Halle (Saale), 18. September 2026
Die Landesflüchtlingsräte und PRO ASYL sind sich einig: Menschenrechte, Rechtsstaatlichkeit und eine starke Zivilgesellschaft müssen gerade jetzt verteidigt werden.
Wie lässt sich das Recht auf internationalen Schutz verteidigen, wenn autoritäre und rechtsextreme Kräfte erstarken und Menschenrechte in Frage gestellt werden? Wenn eine AfD bereits in ihrem Wahlprogramm Rechtsbrüche ankündigt?
“Asylpolitik dient als Testfeld für den autoritären Gesellschaftsumbau. Flüchtlingsschutz ist ein Gradmesser für den Rechtsstaat. Wo Menschen entrechtet werden können, steht mehr auf dem Spiel als das Asylrecht. Deshalb braucht es gerade jetzt eine starke, vernetzte und streitbare Zivilgesellschaft”, so Saaeid Saaeid vom Flüchtlingsrat Sachsen-Anhalt. “Geflüchtete in Sachsen-Anhalt und ihre Unterstützenden sind weiter auf die Solidarität und die kritische Aufmerksamkeit aus der ganzen Bundesrepublik angewiesen”, so Saaeid weiter.

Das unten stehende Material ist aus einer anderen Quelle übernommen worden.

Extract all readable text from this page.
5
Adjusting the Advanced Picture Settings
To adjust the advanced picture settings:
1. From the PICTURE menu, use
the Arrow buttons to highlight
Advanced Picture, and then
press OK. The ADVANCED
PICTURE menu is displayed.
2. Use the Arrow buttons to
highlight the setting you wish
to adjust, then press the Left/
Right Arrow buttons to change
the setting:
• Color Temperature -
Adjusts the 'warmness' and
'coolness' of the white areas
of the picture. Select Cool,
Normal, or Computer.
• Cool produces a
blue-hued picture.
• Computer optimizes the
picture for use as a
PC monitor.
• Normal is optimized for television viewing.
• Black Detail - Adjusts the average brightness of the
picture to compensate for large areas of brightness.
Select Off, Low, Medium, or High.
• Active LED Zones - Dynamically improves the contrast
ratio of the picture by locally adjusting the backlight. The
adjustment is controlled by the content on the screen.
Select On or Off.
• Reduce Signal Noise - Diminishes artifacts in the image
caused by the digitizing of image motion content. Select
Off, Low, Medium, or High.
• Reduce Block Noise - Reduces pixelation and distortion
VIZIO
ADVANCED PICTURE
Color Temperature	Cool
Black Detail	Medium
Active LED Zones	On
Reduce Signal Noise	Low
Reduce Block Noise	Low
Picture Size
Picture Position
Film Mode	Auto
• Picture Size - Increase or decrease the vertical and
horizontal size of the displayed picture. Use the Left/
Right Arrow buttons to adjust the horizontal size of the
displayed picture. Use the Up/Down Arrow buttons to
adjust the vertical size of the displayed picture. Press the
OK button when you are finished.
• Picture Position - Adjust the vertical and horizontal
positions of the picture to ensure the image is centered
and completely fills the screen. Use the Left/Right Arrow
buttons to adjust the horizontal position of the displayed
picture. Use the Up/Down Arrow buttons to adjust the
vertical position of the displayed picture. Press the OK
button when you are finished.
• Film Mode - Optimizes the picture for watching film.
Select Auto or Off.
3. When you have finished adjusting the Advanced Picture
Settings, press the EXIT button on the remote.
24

„Die Verschärfung des europäischen Asylsystems, rechtswidrige Zurückweisungen an den Grenzen und das Kaputtsparen unabhängiger Beratung höhlen rechtsstaatliche Garantien aus. Eine solche Politik bereitet den Boden dafür, Entrechtung zu normalisieren. Dagegen müssen sich demokratische Kräfte in Politik und Zivilgesellschaft entschieden stellen“, erklärt Nora Brezger von PRO ASYL.

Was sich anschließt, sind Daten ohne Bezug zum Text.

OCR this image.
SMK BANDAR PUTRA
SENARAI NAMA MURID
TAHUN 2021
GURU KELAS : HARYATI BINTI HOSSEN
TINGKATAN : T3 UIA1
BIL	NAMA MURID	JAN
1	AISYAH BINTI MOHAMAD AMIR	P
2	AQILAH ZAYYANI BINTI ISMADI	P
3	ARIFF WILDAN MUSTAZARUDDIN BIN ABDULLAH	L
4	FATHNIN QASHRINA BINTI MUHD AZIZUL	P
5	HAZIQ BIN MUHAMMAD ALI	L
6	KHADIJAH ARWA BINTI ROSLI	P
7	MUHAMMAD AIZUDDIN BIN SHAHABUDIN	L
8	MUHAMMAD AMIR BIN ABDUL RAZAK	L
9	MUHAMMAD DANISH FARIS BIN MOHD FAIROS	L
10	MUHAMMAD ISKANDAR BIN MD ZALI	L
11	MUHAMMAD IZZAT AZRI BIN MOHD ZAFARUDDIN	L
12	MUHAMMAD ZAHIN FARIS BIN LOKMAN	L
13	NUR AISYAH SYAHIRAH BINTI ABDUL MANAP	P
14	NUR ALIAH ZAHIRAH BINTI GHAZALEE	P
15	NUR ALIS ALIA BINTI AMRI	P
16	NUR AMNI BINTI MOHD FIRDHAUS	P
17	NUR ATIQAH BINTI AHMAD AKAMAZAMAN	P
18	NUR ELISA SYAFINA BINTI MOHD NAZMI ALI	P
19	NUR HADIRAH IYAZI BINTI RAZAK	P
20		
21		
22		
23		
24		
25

Donnerstag und Freitag trafen sich die Landesflüchtlingsräte und PRO ASYL in Halle an der Saale. Die Botschaft des Treffens ist eindeutig: Wir werden das Feld nicht den Autoritären überlassen. Flüchtlingsschutz war nie ein Geschenk politischer Mehrheiten. Er beruht auf Menschenrechten, rechtsstaatlichen Garantien und den Erfahrungen aus Verfolgung, Krieg und Entrechtung.
Freie Wohnortwahl statt Zuweisung
Viele Menschen im Asylverfahren, Menschen mit Duldung sowie Menschen mit gesichertem Aufenthalt und Wohnsitzauflage können ihren Wohnort nicht frei wählen. Sie sind an bestimmte Orte gebunden und benötigen für einen Wechsel häufig eine behördliche Genehmigung.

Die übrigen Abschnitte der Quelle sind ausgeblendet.